Reposição hormonal masculina: quando é necessária?
Entenda como a queda nos níveis de testosterona favorece o ganho de peso, a perda de massa muscular e o acúmulo de gordura abdominal em homens. Confira os riscos da
Saiba quando o tratamento é necessário e quais cuidados ajudam a preservar a saúde
Por Gabrielle Aguiar / Revista Malu – Publicado em 30 de maio de 2026 às 10:22
Os hormônios desempenham funções cruciais no funcionamento do organismo, atuando diretamente na regulação do metabolismo, do apetite e da distribuição da gordura corporal. Por isso, qualquer alteração nesse mecanismo pode favorecer o ganho de peso e aumentar a dificuldade para emagrecer. Nos homens, esse risco se acentua principalmente devido à queda natural da testosterona decorrente do envelhecimento, momento em que a terapia de reposição hormonal pode ganhar relevância.

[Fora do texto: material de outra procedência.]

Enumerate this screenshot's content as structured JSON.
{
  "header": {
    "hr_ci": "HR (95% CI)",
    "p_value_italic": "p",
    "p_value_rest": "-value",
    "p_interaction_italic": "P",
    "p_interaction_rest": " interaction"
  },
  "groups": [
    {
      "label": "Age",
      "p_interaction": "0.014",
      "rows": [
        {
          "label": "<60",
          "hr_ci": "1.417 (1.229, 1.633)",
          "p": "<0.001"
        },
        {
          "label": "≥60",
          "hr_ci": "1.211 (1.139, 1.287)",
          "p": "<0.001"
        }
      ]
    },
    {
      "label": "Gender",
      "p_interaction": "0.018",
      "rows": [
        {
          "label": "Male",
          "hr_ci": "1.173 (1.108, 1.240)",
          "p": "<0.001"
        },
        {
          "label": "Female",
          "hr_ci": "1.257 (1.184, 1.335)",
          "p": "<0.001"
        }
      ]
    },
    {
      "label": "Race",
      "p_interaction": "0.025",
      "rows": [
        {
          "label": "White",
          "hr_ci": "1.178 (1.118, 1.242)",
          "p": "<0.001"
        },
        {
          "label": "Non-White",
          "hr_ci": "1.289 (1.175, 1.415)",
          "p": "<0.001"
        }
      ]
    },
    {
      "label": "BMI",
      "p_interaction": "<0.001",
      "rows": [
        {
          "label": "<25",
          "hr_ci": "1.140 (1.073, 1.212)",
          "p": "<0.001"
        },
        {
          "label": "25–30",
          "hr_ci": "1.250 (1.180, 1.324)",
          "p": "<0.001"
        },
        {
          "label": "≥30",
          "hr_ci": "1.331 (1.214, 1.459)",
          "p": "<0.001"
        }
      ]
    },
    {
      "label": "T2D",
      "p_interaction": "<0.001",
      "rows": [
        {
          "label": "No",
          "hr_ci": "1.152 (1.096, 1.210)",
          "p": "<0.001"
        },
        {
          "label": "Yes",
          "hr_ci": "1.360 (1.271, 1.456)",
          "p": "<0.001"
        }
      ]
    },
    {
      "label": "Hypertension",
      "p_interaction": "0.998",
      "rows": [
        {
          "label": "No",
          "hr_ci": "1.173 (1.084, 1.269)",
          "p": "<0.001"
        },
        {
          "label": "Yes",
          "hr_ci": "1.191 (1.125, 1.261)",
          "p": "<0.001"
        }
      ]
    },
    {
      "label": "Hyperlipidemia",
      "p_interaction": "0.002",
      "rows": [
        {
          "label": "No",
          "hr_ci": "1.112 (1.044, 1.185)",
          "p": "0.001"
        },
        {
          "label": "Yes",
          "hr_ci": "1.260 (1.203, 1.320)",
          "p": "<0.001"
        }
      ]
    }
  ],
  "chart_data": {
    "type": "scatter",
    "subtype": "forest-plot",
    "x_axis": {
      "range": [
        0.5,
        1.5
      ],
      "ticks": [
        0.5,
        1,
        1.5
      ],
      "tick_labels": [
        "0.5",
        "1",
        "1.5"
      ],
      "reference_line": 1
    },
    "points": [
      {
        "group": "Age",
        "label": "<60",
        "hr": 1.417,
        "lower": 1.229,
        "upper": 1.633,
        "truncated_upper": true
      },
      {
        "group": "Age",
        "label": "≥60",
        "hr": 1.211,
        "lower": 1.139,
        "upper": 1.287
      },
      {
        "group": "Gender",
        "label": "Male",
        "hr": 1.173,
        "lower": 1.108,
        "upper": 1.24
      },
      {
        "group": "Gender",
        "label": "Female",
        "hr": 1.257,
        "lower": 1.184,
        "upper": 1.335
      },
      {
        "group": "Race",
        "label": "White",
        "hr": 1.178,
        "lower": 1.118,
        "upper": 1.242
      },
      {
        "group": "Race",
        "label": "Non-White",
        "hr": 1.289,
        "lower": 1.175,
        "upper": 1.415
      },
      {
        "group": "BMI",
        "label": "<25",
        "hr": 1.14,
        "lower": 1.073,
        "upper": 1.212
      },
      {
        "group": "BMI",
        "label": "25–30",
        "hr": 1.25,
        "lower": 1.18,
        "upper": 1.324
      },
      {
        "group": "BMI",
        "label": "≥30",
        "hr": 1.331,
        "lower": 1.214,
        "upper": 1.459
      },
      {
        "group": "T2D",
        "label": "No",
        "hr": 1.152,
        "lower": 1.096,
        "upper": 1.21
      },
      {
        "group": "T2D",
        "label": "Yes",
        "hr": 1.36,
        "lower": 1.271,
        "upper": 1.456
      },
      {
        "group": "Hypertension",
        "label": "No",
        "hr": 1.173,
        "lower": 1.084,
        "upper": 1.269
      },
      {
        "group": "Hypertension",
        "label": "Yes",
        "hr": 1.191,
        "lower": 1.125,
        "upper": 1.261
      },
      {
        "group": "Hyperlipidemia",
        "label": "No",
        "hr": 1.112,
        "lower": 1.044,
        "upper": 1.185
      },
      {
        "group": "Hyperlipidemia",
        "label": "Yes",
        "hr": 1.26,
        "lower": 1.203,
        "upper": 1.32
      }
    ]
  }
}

Riscos e possíveis causas da queda hormonal
Dentre as principais consequências da baixa hormonal estão a redução da massa muscular, a diminuição da oxidação de gordura e o aumento da resistência à insulina, fator que dificulta o uso da glicose e estimula o armazenamento de tecido adiposo.
A baixa testosterona favorece o acúmulo de gordura, especialmente na região abdominal, ao reduzir a lipólise (quebra de gordura) e aumentar a atividade de enzimas que promovem o armazenamento lipídico, explica Izabelle Gindri, farmacêutica e doutora em engenharia biomédica. Outro ponto importante é a queda da taxa metabólica basal, o que faz com que o mesmo plano alimentar que antes gerava déficit calórico deixe de ser eficaz, complementa a especialista.
Esta preocupação vai além da estética. A gordura acumulada nesses casos, chamada gordura visceral, representa sérios riscos para a saúde cardiovascular. Ela se deposita ao redor de órgãos vitais como o fígado e o intestino, estando diretamente associada à síndrome metabólica. Esse tecido adiposo contribui para uma inflamação crônica de baixo grau e eleva o risco de eventos graves, como infarto e acidente vascular cerebral (AVC), alerta a profissional.
É preciso pontuar que a diminuição na produção de testosterona nem sempre é consequência exclusiva do envelhecimento. Izabelle sinaliza que a elevação do cortisol, o hormônio do estresse, interfere diretamente e pode acelerar esse processo. Além disso, o estresse crônico está associado à privação de sono, piora na alimentação e sedentarismo, fatores que amplificam o problema. Segundo a especialista, tem crescido o número de homens jovens com níveis hormonais abaixo do esperado para a idade, algo muito relacionado ao estilo de vida contemporâneo.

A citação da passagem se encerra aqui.